Hi, I'm Andie.

I live near the Swiss Alps, in Bern, and I love not only melting cheese, but all kinds of Swiss cooking. 

En Guetä!

Schabziger Spaghetti

Schabziger Spaghetti

 
schabziger spaghetti.png
 

I recently got stuck in a Wikipedia black hole, checking out the list of the World’s Oldest Companies (it’s worth a deep dive). It was there that I came across one of my favourite Swiss cheeses, Schabziger. The company, Geska, wasn’t even one of the hundred oldest, or Switzerland’s oldest (that’s the Gasthof Sternen in Kloster Wettingen), but with a founding date in 1463, it still has been in existence for over 500 years.

Not that this (deliberately) green cheese from canton Glarus is everybody’s cup of tea.

It’s dry and crumbly—made to be mixed in or sprinkled atop, rather that eaten alone—and it’s flavoured with blue fenugreek. The taste is polarizing, with some loving, and other hating the aromatic flavour.

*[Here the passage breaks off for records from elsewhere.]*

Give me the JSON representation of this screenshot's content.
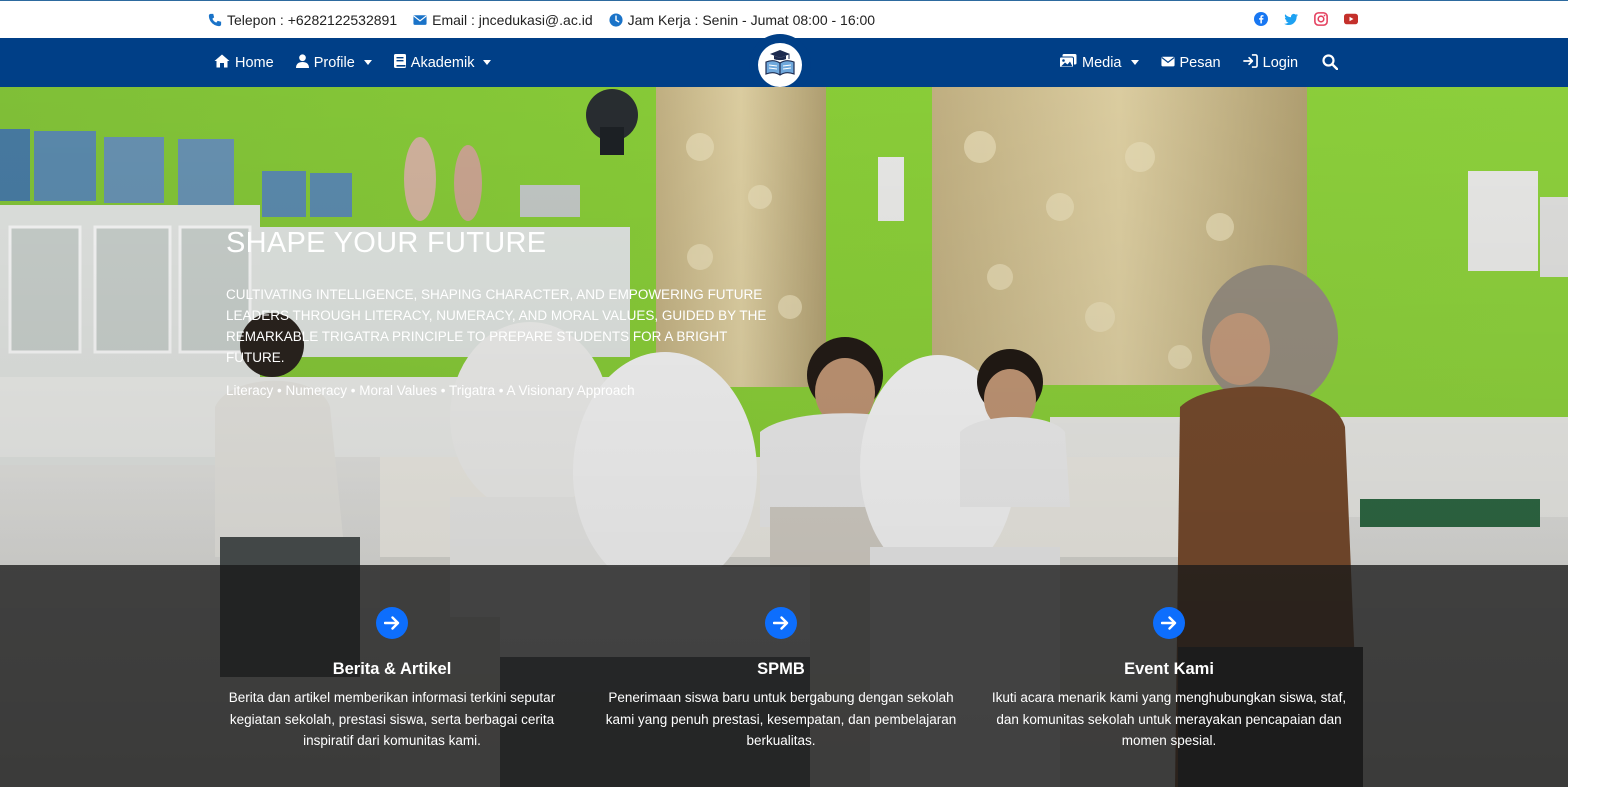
{
  "topbar": {
    "phone": "Telepon : +6282122532891",
    "email": "Email : jncedukasi@.ac.id",
    "hours": "Jam Kerja : Senin - Jumat 08:00 - 16:00",
    "social_icons": [
      "facebook-icon",
      "twitter-icon",
      "instagram-icon",
      "youtube-icon"
    ]
  },
  "nav": {
    "home": "Home",
    "profile": "Profile",
    "akademik": "Akademik",
    "media": "Media",
    "pesan": "Pesan",
    "login": "Login"
  },
  "hero": {
    "title": "SHAPE YOUR FUTURE",
    "description": "Cultivating intelligence, shaping character, and empowering future leaders through literacy, numeracy, and moral values, guided by the remarkable TRIGATRA principle to prepare students for a bright future.",
    "tags": "Literacy • Numeracy • Moral Values • Trigatra • A Visionary Approach"
  },
  "features": [
    {
      "title": "Berita & Artikel",
      "description": "Berita dan artikel memberikan informasi terkini seputar kegiatan sekolah, prestasi siswa, serta berbagai cerita inspiratif dari komunitas kami."
    },
    {
      "title": "SPMB",
      "description": "Penerimaan siswa baru untuk bergabung dengan sekolah kami yang penuh prestasi, kesempatan, dan pembelajaran berkualitas."
    },
    {
      "title": "Event Kami",
      "description": "Ikuti acara menarik kami yang menghubungkan siswa, staf, dan komunitas sekolah untuk merayakan pencapaian dan momen spesial."
    }
  ],
  "colors": {
    "navbar": "#003f87",
    "accent": "#0d6efd",
    "facebook": "#1877f2",
    "twitter": "#1da1f2",
    "instagram": "#e4405f",
    "youtube": "#c4302b",
    "wall_green": "#8fd63a"
  }
}
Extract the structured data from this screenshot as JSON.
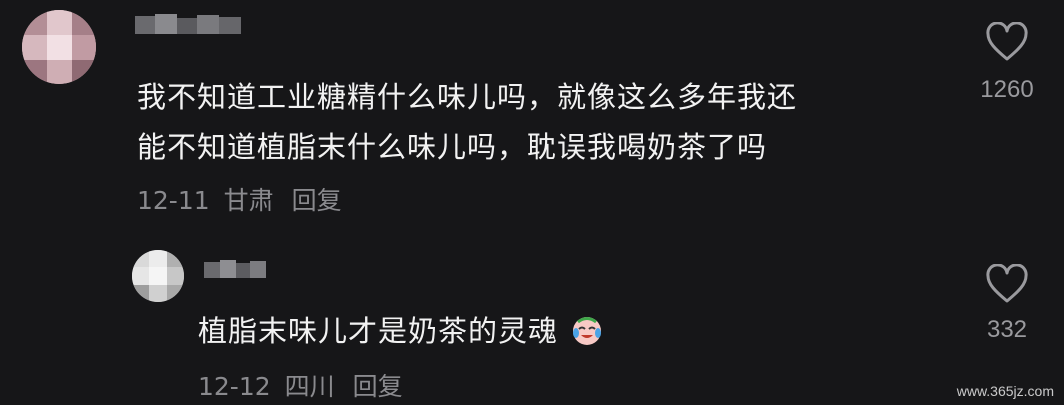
{
  "comments": [
    {
      "line1": "我不知道工业糖精什么味儿吗，就像这么多年我还",
      "line2": "能不知道植脂末什么味儿吗，耽误我喝奶茶了吗",
      "date": "12-11",
      "location": "甘肃",
      "reply_label": "回复",
      "likes": "1260"
    },
    {
      "text": "植脂末味儿才是奶茶的灵魂",
      "date": "12-12",
      "location": "四川",
      "reply_label": "回复",
      "likes": "332",
      "emoji": "crying-laughing-face"
    }
  ],
  "watermark": "www.365jz.com",
  "colors": {
    "background": "#161618",
    "text": "#f2f2f2",
    "muted": "#8a8a8e"
  },
  "icons": [
    "heart-outline-icon"
  ]
}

For more on Schabziger’s fascinating history—swords! monks! the Crusades!—see my post here.

I’m always looking for new ways to use Schabziger, and here I have a super easy and satisfying pasta dish. Simply cook up some spaghetti (or other pasta), then make a sauce with Schabziger, spinach and ricotta cheese.


schabziger spaghetti.png
 

300 g spinach (fresh or frozen)

500 g ricotta

30 g Schabziger, grated

nutmeg, salt and pepper

500 g spaghetti, cooked according to package instructions.


In a medium pot, add the spinach and a splash of water. Cook over medium heat until the spinach is wilted or defrosted.

Stir the ricotta into the warm spinach.

Crumble the schabziger into the spinach and ricotta and mix well. Season with nutmeg, salt and pepper.

Spoon over cooked spaghetti, and grate a little more Schabziger over top.


  • You can get cones of Schabziger in the refrigerated section of most Swiss grocery stores (even our tiny Dorfladen stocks it), as well as Zibu (Schabziger mixed with butter) and Glarner Grüessli (a spread for bread and crackers). It is also exported to the States and beyond, sometimes under the name Sap Sago.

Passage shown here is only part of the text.